May 01, 2022
ISLAMABAD—Late Mazhar Ali Khan, editor of Pakistan Times, maintained way back in the 1990s that when journalists join the government and try to find dirt on the opposition leaders, their tricks degrade politics.
Throughout Pakistan's history, journalists have remained part of the political disputes, a trend that continues in all its severity.
In one of his columns for his weekly magazine The Viewpoint, Khan harshly criticized Hussain Haqqani for trying to find dirt on former Prime Minister Benazir Bhutto during the first government of Nawaz Sharif in 1992. Haqqani, at that time, was serving as political adviser to Sharif.
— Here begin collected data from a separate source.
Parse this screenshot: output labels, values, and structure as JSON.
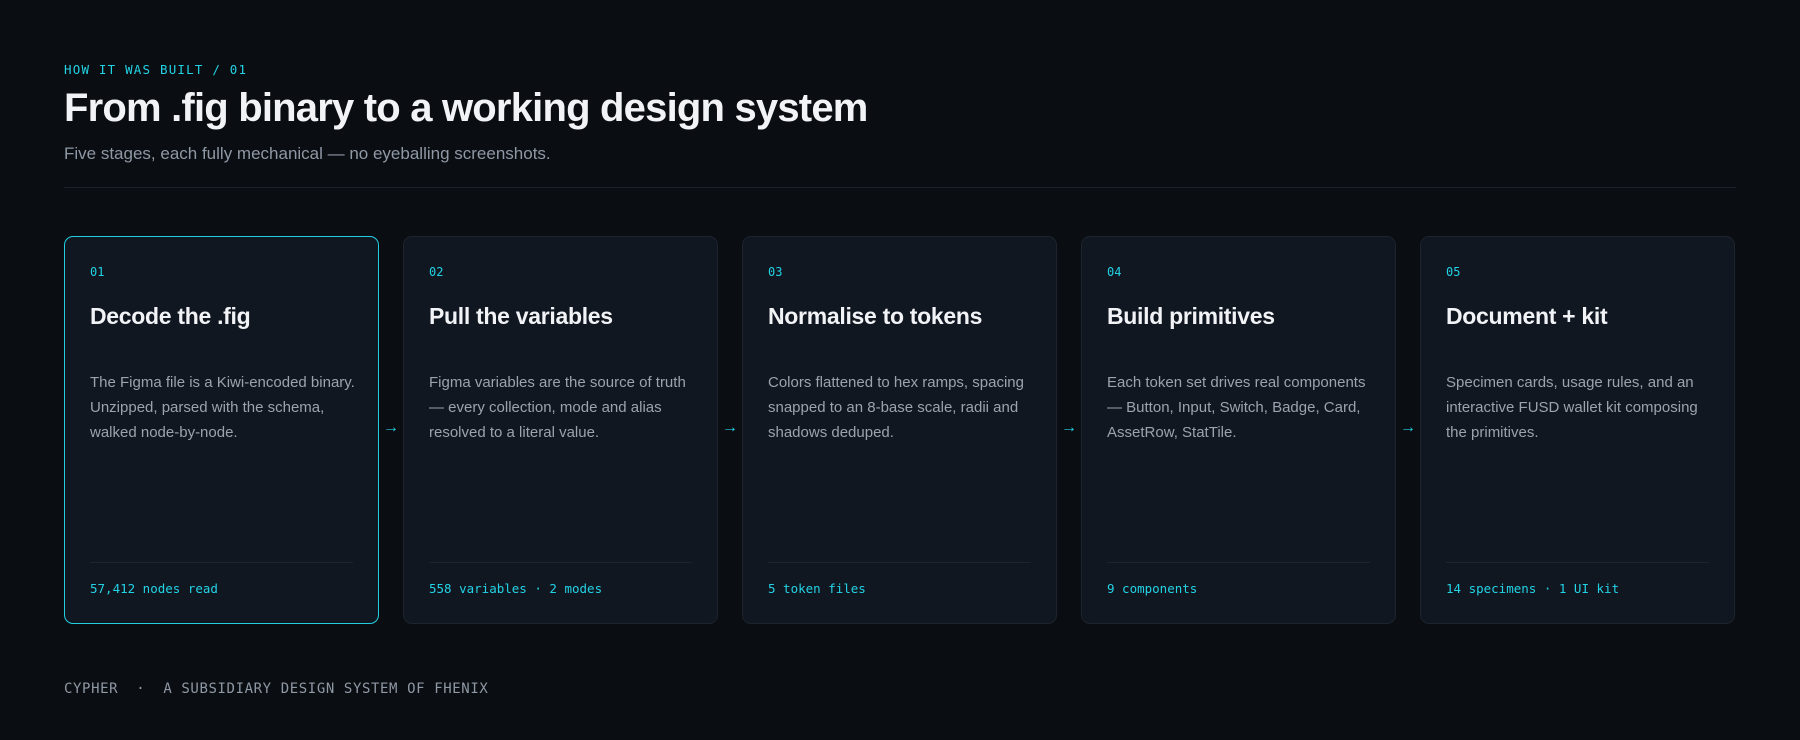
{
  "header": {
    "eyebrow": "HOW IT WAS BUILT / 01",
    "title": "From .fig binary to a working design system",
    "subtitle": "Five stages, each fully mechanical — no eyeballing screenshots."
  },
  "stages": [
    {
      "number": "01",
      "title": "Decode the .fig",
      "description": "The Figma file is a Kiwi-encoded binary. Unzipped, parsed with the schema, walked node-by-node.",
      "stat": "57,412 nodes read",
      "active": true
    },
    {
      "number": "02",
      "title": "Pull the variables",
      "description": "Figma variables are the source of truth — every collection, mode and alias resolved to a literal value.",
      "stat": "558 variables · 2 modes",
      "active": false
    },
    {
      "number": "03",
      "title": "Normalise to tokens",
      "description": "Colors flattened to hex ramps, spacing snapped to an 8-base scale, radii and shadows deduped.",
      "stat": "5 token files",
      "active": false
    },
    {
      "number": "04",
      "title": "Build primitives",
      "description": "Each token set drives real components — Button, Input, Switch, Badge, Card, AssetRow, StatTile.",
      "stat": "9 components",
      "active": false
    },
    {
      "number": "05",
      "title": "Document + kit",
      "description": "Specimen cards, usage rules, and an interactive FUSD wallet kit composing the primitives.",
      "stat": "14 specimens · 1 UI kit",
      "active": false
    }
  ],
  "arrow_glyph": "→",
  "footer": {
    "brand": "CYPHER",
    "separator": "·",
    "tagline": "A SUBSIDIARY DESIGN SYSTEM OF FHENIX"
  },
  "colors": {
    "background": "#0a0d11",
    "card": "#111720",
    "accent": "#22d3e6",
    "border": "#1d242e"
  }
}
Khan's Between the Line (BTL) column in The Viewpoint on 6 February 1992 starts by giving Haqqani's side of the story. "Nawaz Sharif's special media expert has boldly denied all the Press reports charging that, on a recent visit to India, he was engaged in trying to find 'suitable' material for a book on Benazir Bhutto—as part of continuing IJI effort to malign the Leader of the Opposition and lower her position in public esteem."
The details of denial continue. "The whiz kid Haqqani – not to be confused with the respected columnist who bears the same surname – has stated that the Indian Press reports were complete fabrications, and that he was involved in any such project which also sought an Indian journalist to author the book."
However, afterward, Khan gets angry with Haqqani.
"Haqqani's reputation, his reputed close association with the yellow rag Facts and his involvement in a host of other dirty tricks on behalf his employees—which included planting stories about Prime Minister's Bhutto's request for Indian troops to advance to Pakistan's borders—deprive him of whatever credibility he may enjoyed when he was a Jamaat stalwart. The truth about his latest venture will certainly be established beyond any doubt sooner or later."
The brief column maintained that such tactics only degrade the level of politics. "However, it needs to be repeated that such low tactics degrade Pakistani politics and further weaken the people's faith in the diarchic system that they have been compelled to accept—mostly on the ground that, at any rate, it is better than Martial Law."
Khan passed away in January 1993. A year before his death, The Viewpoint ceased publication in 1992.
Haqqani served as the spokesperson for Prime Minister Benazir Bhutto from 1993 to 1995. Haqqani also served as Pakistan's envoy to the US during the third government of the Pakistan Peoples Party from April 2008 to November 2011. He had to resign because of the Memogate controversy.